BCSS was measured as the time from diagnosis to death attributed to breast cancer, date of last follow-up or December 31, 2011 (if the date of last follow-up was after 2011). Deaths from other causes were considered to be a competing risk. The cumulative incidence function (CIF) was used to assess the probability of breast cancer-specific mortality (BCSM) and death from other causes. CIF was calculated by Gray's test between category groups. [30] A sub-distribution analysis of competing risks was performed to construct the competing risks model. [31] In the Cox regression model analyzing the cause-specific regression, patients who died from other causes were excluded at the end of follow-up. Integrating the associated risk factors, nomograms were developed to predict the risk of death and BCSM 5 or 10 years after diagnosis. All P values are two-sided, and those less than 0.01 were considered statistically significant on the basis of the large number of patients.

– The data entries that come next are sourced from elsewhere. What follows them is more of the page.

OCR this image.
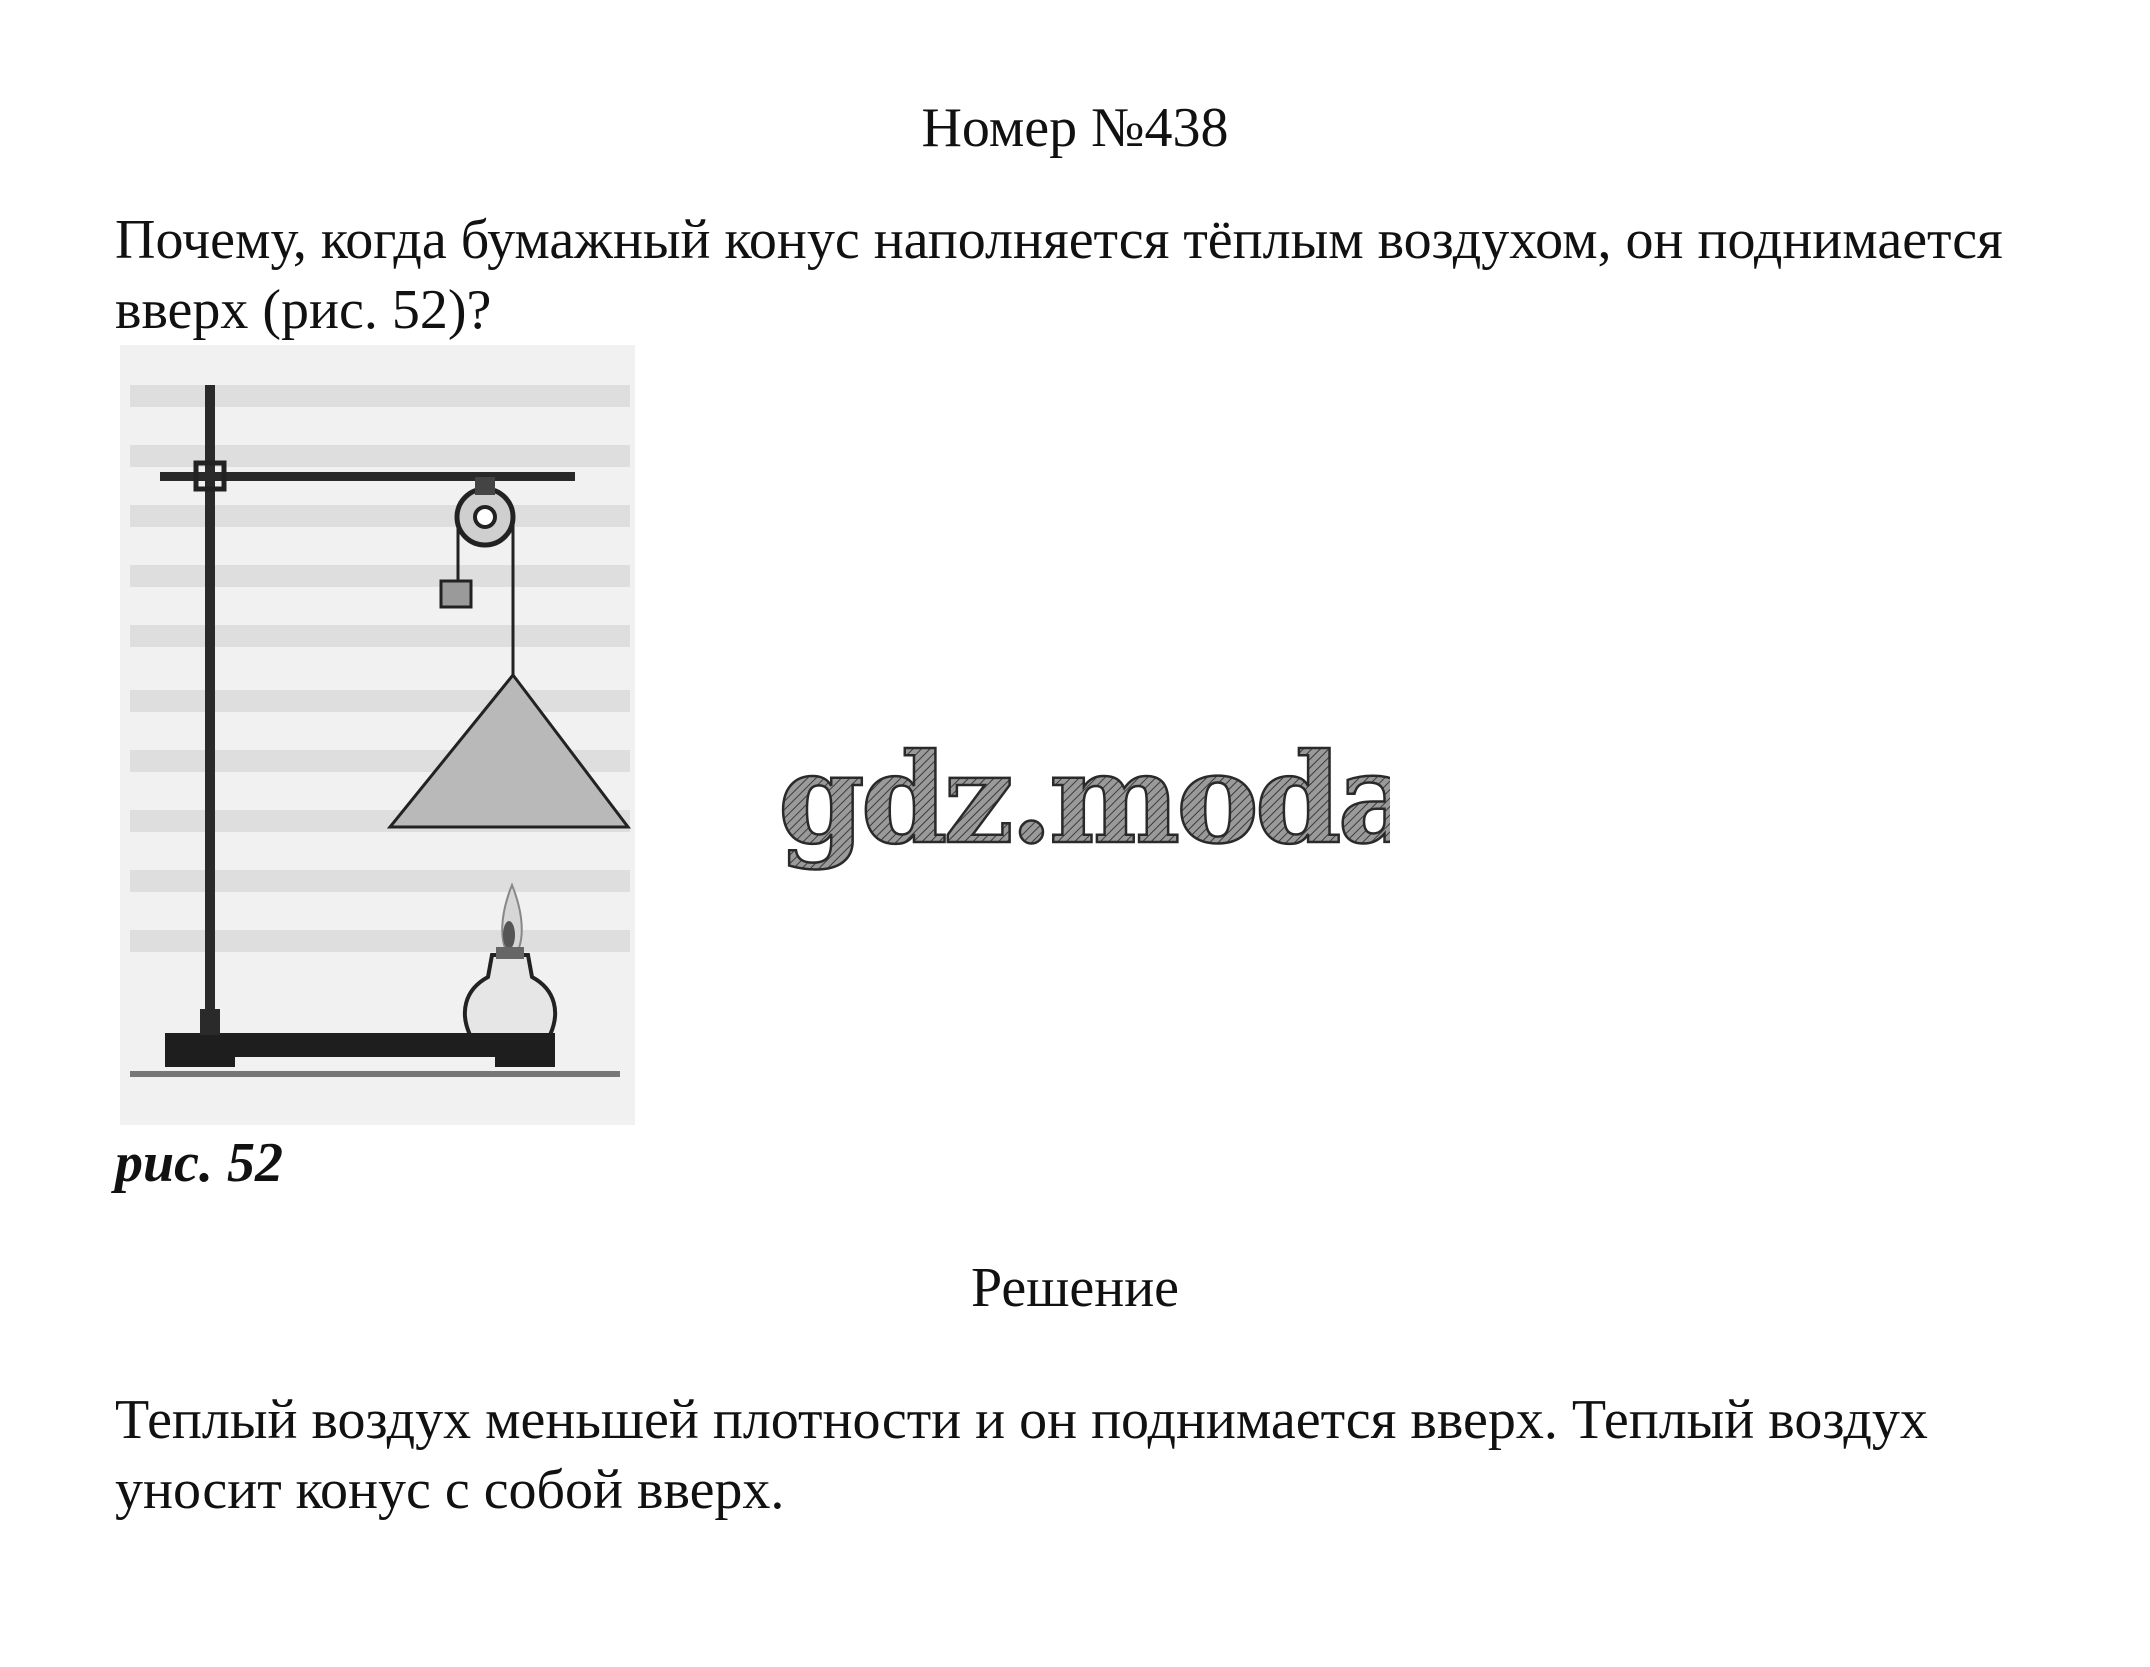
Номер №438
Почему, когда бумажный конус наполняется тёплым воздухом, он поднимается вверх (рис. 52)?
рис. 52
Решение
Теплый воздух меньшей плотности и он поднимается вверх. Теплый воздух уносит конус с собой вверх.
gdz.moda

Validation and calibration of the nomogram

To decrease overfit bias, the nomograms were subjected to 200 bootstrap resamples for internal validation in the training cohort and external validation in the validation cohort, respectively. The marginal estimate versus model average predictive probability was used to create a calibration diagram. The predictions should fall on a 45-degree diagonal line in a perfectly calibrated model. An index of probability of concordance (C-index) between predicted probability and actual outcome was calculated to evaluate the predicting ability and discrimination of the model. [32] The value of the C-index ranges from 0.5 to 1.0, with 0.5 indicating random chance and 1.0 indicating a perfectly corrected discrimination.

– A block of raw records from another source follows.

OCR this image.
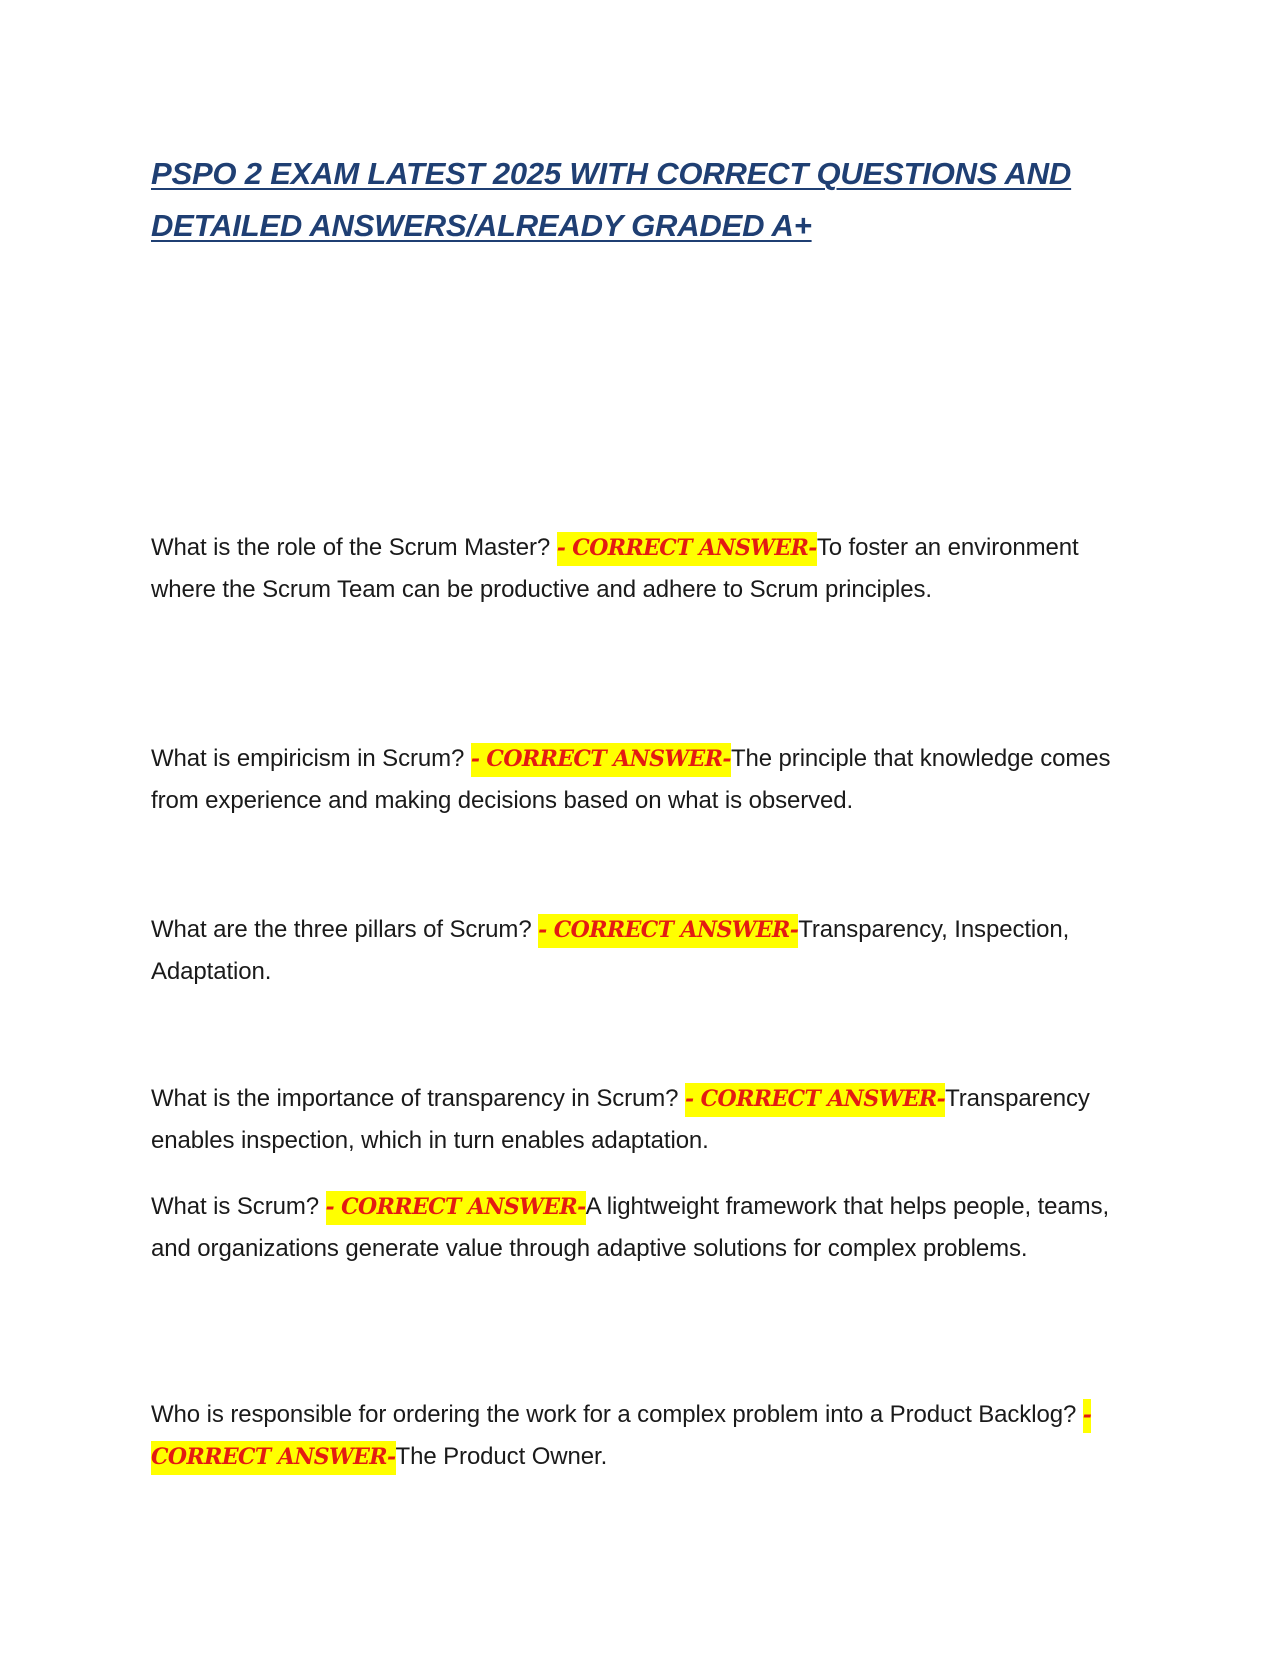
PSPO 2 EXAM LATEST 2025 WITH CORRECT QUESTIONS AND DETAILED ANSWERS/ALREADY GRADED A+

What is the role of the Scrum Master? - CORRECT ANSWER-To foster an environment where the Scrum Team can be productive and adhere to Scrum principles.

What is empiricism in Scrum? - CORRECT ANSWER-The principle that knowledge comes from experience and making decisions based on what is observed.

What are the three pillars of Scrum? - CORRECT ANSWER-Transparency, Inspection, Adaptation.

What is the importance of transparency in Scrum? - CORRECT ANSWER-Transparency enables inspection, which in turn enables adaptation.

What is Scrum? - CORRECT ANSWER-A lightweight framework that helps people, teams, and organizations generate value through adaptive solutions for complex problems.

Who is responsible for ordering the work for a complex problem into a Product Backlog? - CORRECT ANSWER-The Product Owner.
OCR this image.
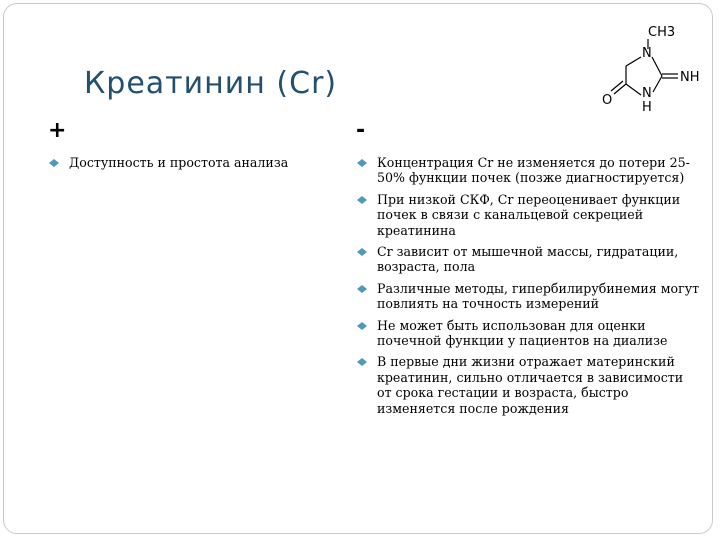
Креатинин (Cr)
CH3
N
NH
N
H
O
+	-
Доступность и простота анализа	Концентрация Cr не изменяется до потери 25-50% функции почек (позже диагностируется)
При низкой СКФ, Cr переоценивает функции почек в связи с канальцевой секрецией креатинина
Cr зависит от мышечной массы, гидратации, возраста, пола
Различные методы, гипербилирубинемия могут повлиять на точность измерений
Не может быть использован для оценки почечной функции у пациентов на диализе
В первые дни жизни отражает материнский креатинин, сильно отличается в зависимости от срока гестации и возраста, быстро изменяется после рождения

Identification of independent prognostic factors was conducted using SPSS 18.0 (SPSS, Chicago, IL, USA). Construction, validation and calibration of the nomogram were performed on R version 3.1.2 software (Institute for Statistics and Mathematics, Vienna, Austria; www.r-project.org). [33] The R packages cmprsk [34] and rms [35] and a C-index function for competing risks model [36] were used for modeling and developing the nomograms.

Ethics statement

Our study was approved by Shanghai Cancer Center Ethical Committee. For cancer is a reportable disease in every state in the U.S, informed patient consent are not required for the data released by the SEER database.